There’s one more exciting benefit to the new template. There’s now a mobile version, using something called Responsive Design. Since I’m over 900 words in this blog post already, I won’t go into detail yet, but for now, try viewing the contact page on your mobile phone, or try opening the page and then shrinking the web browser window on your computer to a much smaller size. Expect another post with more information about our mobile plan soon!

Time for an Upgrade

Let’s think way back for a minute, to a time when Gnarls Barkley’s “Crazy” was #2 on the charts and people were just starting to watch OK Go dance on treadmills.
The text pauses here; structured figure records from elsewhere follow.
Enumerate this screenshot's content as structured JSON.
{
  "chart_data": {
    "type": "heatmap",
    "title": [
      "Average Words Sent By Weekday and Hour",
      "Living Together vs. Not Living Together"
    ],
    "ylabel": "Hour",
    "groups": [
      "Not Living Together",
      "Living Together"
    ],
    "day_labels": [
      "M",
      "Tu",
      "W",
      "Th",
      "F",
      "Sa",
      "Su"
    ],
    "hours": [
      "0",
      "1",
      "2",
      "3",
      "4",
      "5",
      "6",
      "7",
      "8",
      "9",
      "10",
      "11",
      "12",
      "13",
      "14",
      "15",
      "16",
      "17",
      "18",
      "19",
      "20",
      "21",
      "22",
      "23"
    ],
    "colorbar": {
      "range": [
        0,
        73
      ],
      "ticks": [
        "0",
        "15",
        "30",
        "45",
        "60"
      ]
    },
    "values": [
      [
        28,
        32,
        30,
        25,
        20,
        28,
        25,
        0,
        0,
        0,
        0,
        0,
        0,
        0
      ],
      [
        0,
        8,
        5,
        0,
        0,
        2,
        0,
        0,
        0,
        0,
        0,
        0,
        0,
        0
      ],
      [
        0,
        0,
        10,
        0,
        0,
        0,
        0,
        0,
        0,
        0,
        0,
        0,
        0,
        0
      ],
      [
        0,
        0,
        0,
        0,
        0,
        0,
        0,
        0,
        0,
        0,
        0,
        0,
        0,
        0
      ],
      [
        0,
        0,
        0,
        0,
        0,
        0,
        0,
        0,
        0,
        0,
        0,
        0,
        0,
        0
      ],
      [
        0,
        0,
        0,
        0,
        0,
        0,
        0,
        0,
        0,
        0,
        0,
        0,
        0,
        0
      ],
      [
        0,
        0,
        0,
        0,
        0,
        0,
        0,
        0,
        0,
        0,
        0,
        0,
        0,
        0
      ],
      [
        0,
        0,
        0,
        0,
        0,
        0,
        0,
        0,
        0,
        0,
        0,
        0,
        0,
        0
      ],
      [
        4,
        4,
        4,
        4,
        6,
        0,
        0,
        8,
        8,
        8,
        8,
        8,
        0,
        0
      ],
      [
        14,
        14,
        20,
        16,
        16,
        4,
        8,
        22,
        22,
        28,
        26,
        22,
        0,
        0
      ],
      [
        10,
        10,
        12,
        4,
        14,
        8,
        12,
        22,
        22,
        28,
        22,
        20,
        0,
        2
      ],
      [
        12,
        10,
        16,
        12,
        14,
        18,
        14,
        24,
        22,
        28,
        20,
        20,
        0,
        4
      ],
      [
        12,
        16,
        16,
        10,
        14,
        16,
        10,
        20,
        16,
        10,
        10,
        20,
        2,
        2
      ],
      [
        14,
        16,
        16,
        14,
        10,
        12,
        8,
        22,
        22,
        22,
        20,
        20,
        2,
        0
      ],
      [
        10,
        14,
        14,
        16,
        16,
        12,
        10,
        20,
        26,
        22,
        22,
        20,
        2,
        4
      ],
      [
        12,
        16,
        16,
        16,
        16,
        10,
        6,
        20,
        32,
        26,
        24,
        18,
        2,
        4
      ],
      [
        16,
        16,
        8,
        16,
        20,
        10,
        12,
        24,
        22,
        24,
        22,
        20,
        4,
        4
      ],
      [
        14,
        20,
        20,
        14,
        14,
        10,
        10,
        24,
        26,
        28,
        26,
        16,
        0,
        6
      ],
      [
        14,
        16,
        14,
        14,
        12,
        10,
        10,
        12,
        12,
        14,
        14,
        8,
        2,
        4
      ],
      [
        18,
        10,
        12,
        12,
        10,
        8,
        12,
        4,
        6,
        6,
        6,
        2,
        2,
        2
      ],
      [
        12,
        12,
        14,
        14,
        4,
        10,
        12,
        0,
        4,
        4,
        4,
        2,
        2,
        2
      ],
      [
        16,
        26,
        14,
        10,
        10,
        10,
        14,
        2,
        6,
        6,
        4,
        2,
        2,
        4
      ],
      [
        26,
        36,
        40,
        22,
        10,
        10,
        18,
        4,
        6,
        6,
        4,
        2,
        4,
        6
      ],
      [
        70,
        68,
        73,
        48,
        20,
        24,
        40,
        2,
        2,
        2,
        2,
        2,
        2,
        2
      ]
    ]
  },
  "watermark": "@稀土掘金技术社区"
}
To when we got used to Daniel Craig as James Bond, and to Al Gore being on the big screen. To when Pluto was still a planet. To the last time Lane got a new webpage.

At the time, we had a nice, modern website. Unfortunately, our story isn’t much different from the guy who owns the nicest VCR on the block – times have changed. Our website was designed before there was an Internet Explorer 7 or any version of Google Chrome. There was no such thing as social media: both Facebook and Twitter launched to the general public after our last redesign. And perhaps most importantly, no one was looking at websites on cell phones – the iPhone wasn’t released until almost a year later.

I think we can all agree that Lane is (over) due for an update.

Our mission this year is to realize that update. But this isn’t a small task. Ever after three months of intense cleaning, Lane’s website has 11,795 pages of HTML files living on our server. If we want to update the design, we need to make a change to each and every one of those files. In other words, even if we started today, we wouldn’t be able to finish before it was time for the next redesign. Plus, we wouldn’t be fixing the information architecture of our site – we wouldn’t be making things easier to find.

So we’re going to build the next generation of the Lane website using a technology called a Content Management System (CMS). A CMS is going to offer us a lot of awesome things in the near future:

  • The ability to modify and change the website from anywhere in the world, at any time of day.
  • The separation of presentation and content – we’ll be able to change the design of the entire website without having to worry about what’s happening to the content.
  • Editing from the browser – no need to download any special software, just fire up your web browser and get to work.
  • A mobile version of each page – because presentation and content are separate, it’s easy to serve the same content with a design optimized for a mobile device.

The CMS we’ve picked is called Drupal, an open source project that powers all sorts of important websites, including The Economist and the White House as well as a number of university websites right here in our backyard such as the University of Oregon and Portland State University.

Obviously, a transition like this isn’t going to happen all at once. In fact, this one is going to take until summer, and we’ve already been working on it for almost a year! We’ll do as much as we can to keep you posted on changes through this blog. Expect a post in the not too distant future about some of the changes you’ll notice before we officially launch the new design.